- See documentation at http://star.mit.edu/cluster/docs/latest/installation.html
- pip install StarCluster
- Follow directions at http://star.mit.edu/cluster/docs/latest/quickstart.html to create config template, SSH keypair, etc.
- Get 12-digit user ID for your AWS account (not your IAM username) from AWS dashboard.
- Specify a name for the SSH key that is unique to the user (e.g., "janedoe_ec2" instead of "mykey")
- In the config file, set NODE_IMAGE_ID to the HVM AMI key
- Set the NODE_INSTANCE_TYPE (e.g., c3.xlarge, etc.)
Start cluster and SSH into root node:
starcluster start mycluster starcluster sshmaster mycluster
The StarCluster AMI includes numpy, scipy, matplotlib, ipython, pip, unzip, git, libmpich2, mpich2.
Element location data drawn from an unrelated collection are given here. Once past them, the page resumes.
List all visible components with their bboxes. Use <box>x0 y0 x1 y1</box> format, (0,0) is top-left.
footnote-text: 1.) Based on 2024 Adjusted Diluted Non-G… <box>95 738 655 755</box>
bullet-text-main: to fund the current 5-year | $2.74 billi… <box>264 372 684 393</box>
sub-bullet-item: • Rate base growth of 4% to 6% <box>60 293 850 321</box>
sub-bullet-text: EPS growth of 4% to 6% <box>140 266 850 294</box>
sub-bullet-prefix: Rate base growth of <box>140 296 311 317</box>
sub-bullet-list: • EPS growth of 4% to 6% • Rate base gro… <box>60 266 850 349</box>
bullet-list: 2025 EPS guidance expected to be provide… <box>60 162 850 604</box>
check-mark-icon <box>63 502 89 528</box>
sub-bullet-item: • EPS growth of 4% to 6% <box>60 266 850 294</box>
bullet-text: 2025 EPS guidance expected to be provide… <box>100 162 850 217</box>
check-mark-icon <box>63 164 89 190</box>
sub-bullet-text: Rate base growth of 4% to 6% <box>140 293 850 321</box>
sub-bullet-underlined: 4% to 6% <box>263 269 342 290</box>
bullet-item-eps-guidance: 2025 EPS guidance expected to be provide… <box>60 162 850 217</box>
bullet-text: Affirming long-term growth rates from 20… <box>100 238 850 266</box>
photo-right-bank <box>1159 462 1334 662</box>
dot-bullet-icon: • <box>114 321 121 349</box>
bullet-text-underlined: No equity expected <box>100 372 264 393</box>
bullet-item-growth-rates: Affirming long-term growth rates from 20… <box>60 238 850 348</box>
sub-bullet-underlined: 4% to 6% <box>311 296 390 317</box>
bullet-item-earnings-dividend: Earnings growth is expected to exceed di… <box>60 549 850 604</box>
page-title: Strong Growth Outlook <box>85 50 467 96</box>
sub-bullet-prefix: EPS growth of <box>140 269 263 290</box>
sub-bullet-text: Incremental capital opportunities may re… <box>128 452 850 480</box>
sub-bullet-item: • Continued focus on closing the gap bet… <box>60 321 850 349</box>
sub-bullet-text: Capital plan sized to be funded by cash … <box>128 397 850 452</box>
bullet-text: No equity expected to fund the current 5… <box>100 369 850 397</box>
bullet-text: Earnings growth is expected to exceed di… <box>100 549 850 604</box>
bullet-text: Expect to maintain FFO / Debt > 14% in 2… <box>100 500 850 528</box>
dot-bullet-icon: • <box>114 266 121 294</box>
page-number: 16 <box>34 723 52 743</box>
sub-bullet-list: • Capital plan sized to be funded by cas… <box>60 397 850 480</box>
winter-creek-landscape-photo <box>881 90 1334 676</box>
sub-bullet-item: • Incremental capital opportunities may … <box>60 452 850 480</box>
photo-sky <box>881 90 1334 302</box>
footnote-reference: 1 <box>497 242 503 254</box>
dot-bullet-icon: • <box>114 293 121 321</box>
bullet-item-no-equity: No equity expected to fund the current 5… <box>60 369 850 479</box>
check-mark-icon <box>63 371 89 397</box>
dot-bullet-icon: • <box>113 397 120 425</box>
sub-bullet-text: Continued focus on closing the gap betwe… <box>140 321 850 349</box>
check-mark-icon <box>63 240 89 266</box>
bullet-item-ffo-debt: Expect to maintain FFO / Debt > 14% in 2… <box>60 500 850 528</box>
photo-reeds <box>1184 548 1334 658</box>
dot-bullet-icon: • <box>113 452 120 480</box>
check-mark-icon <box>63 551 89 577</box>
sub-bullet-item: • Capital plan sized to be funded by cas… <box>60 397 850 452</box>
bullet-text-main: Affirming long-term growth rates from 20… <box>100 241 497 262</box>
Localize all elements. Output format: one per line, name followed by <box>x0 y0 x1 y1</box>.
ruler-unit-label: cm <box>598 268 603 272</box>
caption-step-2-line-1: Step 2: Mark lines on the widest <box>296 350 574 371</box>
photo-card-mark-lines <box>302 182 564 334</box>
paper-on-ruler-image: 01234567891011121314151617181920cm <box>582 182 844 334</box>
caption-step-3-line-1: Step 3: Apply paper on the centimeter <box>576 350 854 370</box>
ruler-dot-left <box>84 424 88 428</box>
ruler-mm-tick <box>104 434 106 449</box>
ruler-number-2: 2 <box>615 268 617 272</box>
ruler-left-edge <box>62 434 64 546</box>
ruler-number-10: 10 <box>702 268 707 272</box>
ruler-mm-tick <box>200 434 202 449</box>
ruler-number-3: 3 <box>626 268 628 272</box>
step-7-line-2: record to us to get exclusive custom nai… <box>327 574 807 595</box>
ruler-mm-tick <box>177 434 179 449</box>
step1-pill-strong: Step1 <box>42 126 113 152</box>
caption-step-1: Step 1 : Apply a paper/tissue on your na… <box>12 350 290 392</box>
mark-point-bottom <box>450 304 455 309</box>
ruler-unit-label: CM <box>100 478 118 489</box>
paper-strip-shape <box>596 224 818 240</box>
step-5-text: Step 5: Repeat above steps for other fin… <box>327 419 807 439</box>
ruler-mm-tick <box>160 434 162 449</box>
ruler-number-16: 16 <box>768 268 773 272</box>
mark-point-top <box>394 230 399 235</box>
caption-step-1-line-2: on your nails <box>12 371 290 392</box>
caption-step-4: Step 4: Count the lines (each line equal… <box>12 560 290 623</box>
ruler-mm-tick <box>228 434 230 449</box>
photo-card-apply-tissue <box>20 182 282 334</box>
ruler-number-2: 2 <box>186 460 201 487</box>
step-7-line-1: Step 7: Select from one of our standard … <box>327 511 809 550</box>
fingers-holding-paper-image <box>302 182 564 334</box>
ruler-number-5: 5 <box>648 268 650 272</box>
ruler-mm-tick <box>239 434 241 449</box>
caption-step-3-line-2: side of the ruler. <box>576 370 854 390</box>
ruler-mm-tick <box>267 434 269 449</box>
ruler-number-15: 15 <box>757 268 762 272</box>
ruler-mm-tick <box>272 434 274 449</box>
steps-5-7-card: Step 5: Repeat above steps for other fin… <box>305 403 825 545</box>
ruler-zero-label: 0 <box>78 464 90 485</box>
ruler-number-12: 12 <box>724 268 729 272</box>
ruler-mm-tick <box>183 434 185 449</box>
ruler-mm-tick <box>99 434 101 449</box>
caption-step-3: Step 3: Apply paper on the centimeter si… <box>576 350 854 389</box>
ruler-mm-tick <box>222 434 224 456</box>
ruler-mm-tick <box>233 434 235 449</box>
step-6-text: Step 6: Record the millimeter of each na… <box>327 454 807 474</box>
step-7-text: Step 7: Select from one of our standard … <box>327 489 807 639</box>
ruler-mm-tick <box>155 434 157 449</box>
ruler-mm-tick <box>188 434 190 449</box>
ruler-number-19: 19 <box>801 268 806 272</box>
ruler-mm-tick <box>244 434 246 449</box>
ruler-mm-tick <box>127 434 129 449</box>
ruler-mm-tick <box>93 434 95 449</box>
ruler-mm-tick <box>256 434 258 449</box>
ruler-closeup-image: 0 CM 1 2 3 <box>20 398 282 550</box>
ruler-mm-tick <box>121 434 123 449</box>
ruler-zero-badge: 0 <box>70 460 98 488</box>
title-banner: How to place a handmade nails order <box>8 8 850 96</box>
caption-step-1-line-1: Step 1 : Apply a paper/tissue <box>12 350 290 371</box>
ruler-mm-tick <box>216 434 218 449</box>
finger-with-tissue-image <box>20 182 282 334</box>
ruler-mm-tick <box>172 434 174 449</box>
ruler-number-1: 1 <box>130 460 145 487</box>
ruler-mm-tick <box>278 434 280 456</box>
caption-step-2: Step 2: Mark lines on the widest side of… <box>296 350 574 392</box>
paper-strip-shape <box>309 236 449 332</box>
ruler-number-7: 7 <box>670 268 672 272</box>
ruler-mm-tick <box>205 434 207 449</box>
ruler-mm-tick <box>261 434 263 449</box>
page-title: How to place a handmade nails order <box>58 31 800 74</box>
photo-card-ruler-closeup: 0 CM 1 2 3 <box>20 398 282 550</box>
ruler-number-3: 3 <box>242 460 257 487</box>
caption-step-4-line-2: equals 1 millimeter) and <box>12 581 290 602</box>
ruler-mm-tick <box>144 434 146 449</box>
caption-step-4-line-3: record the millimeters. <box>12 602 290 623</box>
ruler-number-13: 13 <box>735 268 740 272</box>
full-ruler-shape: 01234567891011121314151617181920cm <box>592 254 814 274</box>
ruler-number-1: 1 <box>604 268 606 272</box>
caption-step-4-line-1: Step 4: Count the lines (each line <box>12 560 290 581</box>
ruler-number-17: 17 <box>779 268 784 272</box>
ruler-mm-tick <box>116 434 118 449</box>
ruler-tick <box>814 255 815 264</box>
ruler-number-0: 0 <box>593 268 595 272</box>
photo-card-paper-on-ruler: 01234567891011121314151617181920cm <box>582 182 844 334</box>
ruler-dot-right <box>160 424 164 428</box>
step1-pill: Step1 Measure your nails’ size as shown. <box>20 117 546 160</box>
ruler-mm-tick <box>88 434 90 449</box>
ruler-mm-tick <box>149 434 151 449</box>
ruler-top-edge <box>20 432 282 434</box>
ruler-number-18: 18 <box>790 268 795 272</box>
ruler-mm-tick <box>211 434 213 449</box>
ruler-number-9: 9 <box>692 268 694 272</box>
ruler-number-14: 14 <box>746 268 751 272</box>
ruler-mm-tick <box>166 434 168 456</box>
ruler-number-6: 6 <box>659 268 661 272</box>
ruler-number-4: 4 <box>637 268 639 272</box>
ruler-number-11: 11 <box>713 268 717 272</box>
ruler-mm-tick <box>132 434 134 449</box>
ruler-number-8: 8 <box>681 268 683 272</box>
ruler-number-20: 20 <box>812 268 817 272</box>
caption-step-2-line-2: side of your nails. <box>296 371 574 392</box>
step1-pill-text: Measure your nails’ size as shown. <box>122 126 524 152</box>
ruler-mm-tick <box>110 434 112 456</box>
Change directory to /home/sgeadmin so that any downloaded software goes here. Only files in /home can be seen by all nodes:
cd /home/sgeadmin
The mpi4py package included with the StarCluster AMI was compiled against the wrong MPI library (mpich instead of openmpi). To fix this, it needs to be uninstalled and explicitly compiled against openmpi:
pip uninstall -y mpi4py update-alternatives --set mpi /usr/lib/openmpi/include pip install mpi4py
The above steps (and any other custom configuration or dependency setup for your specific project) can be put into a script which is copied over to the cluster and then, run, as in the following:
starcluster put mycluster provision_cluster.sh /home/sgeadmin starcluster sshmaster mycluster '/home/sgeadmin/provision_cluster.sh'
It may be preferable for MPI jobs to allocate slots in a fill-up (assign all slots from a given machine before going to the next machine) rather than a round-robin fashion (assign one slot from each machine in turn). To check the allocation method, run and check the allocation_rule field:
qconf -sp orte
Parallel jobs can be submitted using SGE by:
qsub -b y -cwd -pe orte 24 mpirun ./mpi-executable arg1 arg2 [...]
-b y
specifies that the executable is a binary.-cwd
executes the job from the current working directory.-pe orte
specifies the name of the parallel environment and the number of nodes (24).
EC2 vCPUs are equivalent to hyperthreads, so if your workload needs full cores (e.g. FPU-heavy code) you should schedule half as many jobs per instance as there are vCPUs.
If you are allocating one CPU per worker,and your code involves OpenBLAS, you should disable OpenBLAS's automatic threading by exporting OMP_NUM_THREADS=1 in your environment.